Los límites de la libertad de expresión

Man against woman.

En un post anterior veíamos una nueva forma de atentados que es atacar cruelmente las creencias religiosas de otras personas. Podemos no compartirlas, podemos considerar que nuestra religión es mejor, o podemos pensar que es mejor no tener religión alguna.
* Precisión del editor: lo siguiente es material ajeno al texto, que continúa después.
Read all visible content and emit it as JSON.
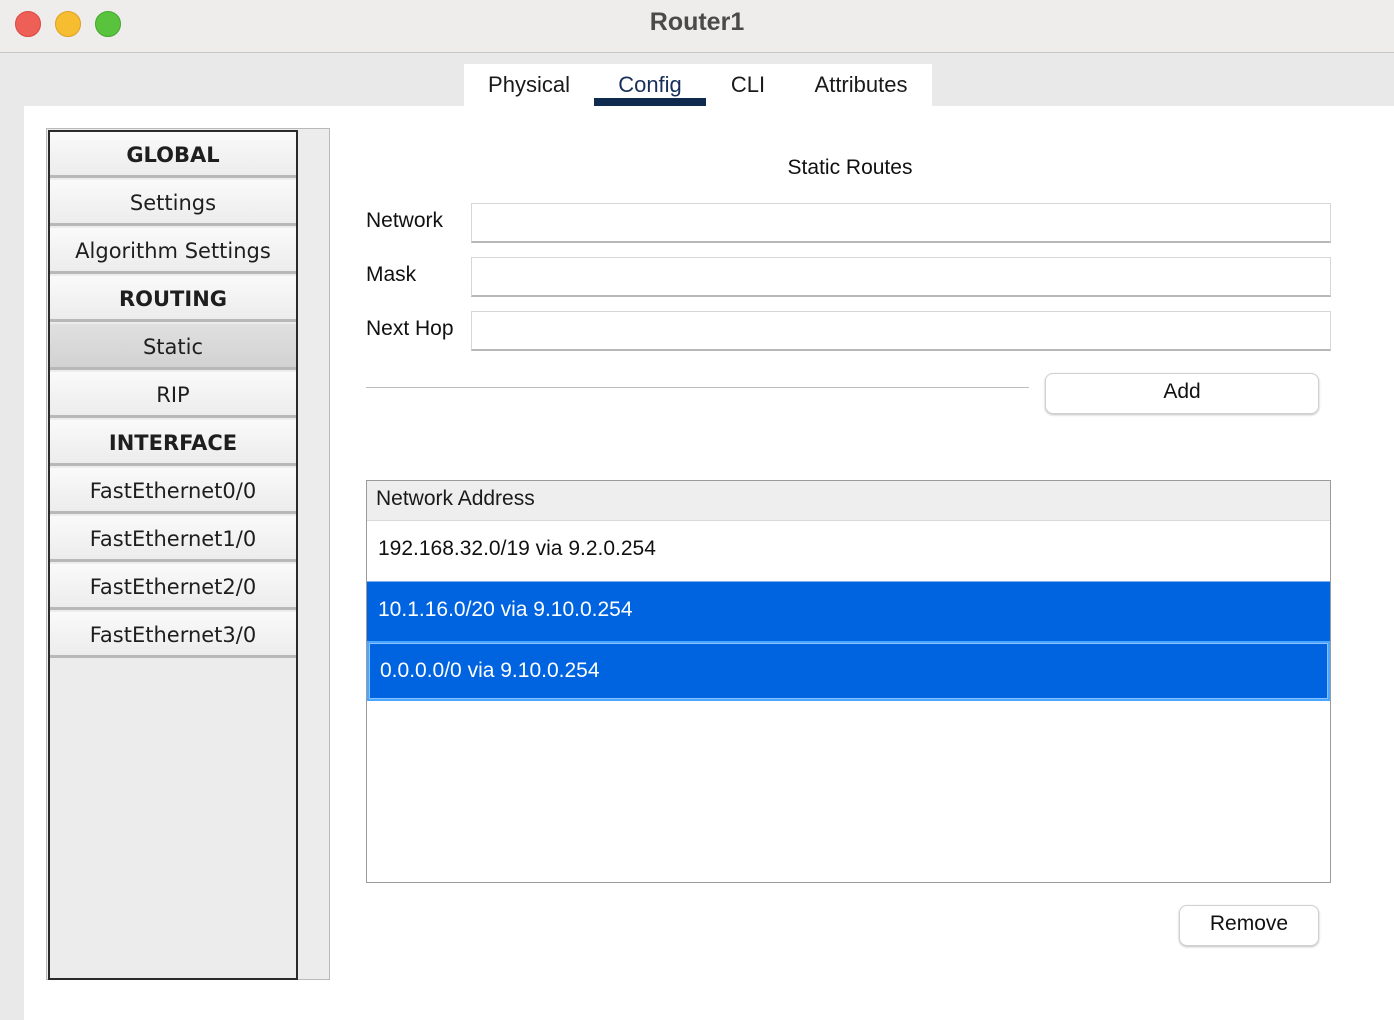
{
  "window": {
    "title": "Router1"
  },
  "tabs": [
    {
      "label": "Physical"
    },
    {
      "label": "Config"
    },
    {
      "label": "CLI"
    },
    {
      "label": "Attributes"
    }
  ],
  "active_tab": "Config",
  "sidebar": {
    "items": [
      {
        "label": "GLOBAL",
        "type": "header"
      },
      {
        "label": "Settings",
        "type": "item"
      },
      {
        "label": "Algorithm Settings",
        "type": "item"
      },
      {
        "label": "ROUTING",
        "type": "header"
      },
      {
        "label": "Static",
        "type": "item",
        "selected": true
      },
      {
        "label": "RIP",
        "type": "item"
      },
      {
        "label": "INTERFACE",
        "type": "header"
      },
      {
        "label": "FastEthernet0/0",
        "type": "item"
      },
      {
        "label": "FastEthernet1/0",
        "type": "item"
      },
      {
        "label": "FastEthernet2/0",
        "type": "item"
      },
      {
        "label": "FastEthernet3/0",
        "type": "item"
      }
    ]
  },
  "static_routes": {
    "title": "Static Routes",
    "network_label": "Network",
    "network_value": "",
    "mask_label": "Mask",
    "mask_value": "",
    "next_hop_label": "Next Hop",
    "next_hop_value": "",
    "add_label": "Add",
    "remove_label": "Remove",
    "table_header": "Network Address",
    "routes": [
      {
        "text": "192.168.32.0/19 via 9.2.0.254",
        "selected": false
      },
      {
        "text": "10.1.16.0/20 via 9.10.0.254",
        "selected": true
      },
      {
        "text": "0.0.0.0/0 via 9.10.0.254",
        "selected": true
      }
    ]
  },
  "colors": {
    "selection": "#0064e0",
    "tab_underline": "#0e2a4e",
    "close": "#ee5f57",
    "minimize": "#f7bd30",
    "zoom": "#5ac33d"
  }
}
Podemos argumentar, incluso, contra algunas de las imposiciones que hacen algunas religiones, siempre teniendo en cuenta que quienes las siguen las hagan en libertad de elección. Lo que no podemos hacer es burlar sus creencias, degradar sus sentimientos y herirlos en lo más profundo de sus convicciones.

Pero no todos se han limitado a un muy desagradable video en contra de Mahoma. Ahora ha salido en Francia un cómics igualmente ofensivo. Esta vez muchos argumentan que se trata de libertad de expresión. Pues la expresión libre tiene sus límites. Por ejemplo y para que quede claro que deben existir límites, no se podría permitir nunca una libre expresión en favor de la pedofilia. Seguramente nadie que no sea pedófilo querrá esto.

De eso hablamos cuando hablamos de límites. Esos límites son los que marcan las leyes, lo que es un delito o una clara inmoralidad. No es algo que sea bueno permitir hacer un cómics donde, por ejemplo, el Papa Benedicto apareciera borracho o en actitudes reñidas con la moral. Peor aún, si hablamos de santos o de Jesús. Las reacciones no se harían esperar.

Todas las libertades son acotadas. Esos límites tienen que ser lo más amplios posibles, pero tienen que existir. Reclamar una libertad ilimitada en ese sentido es pedir algo que no es compatible con una convivencia social equilibrada.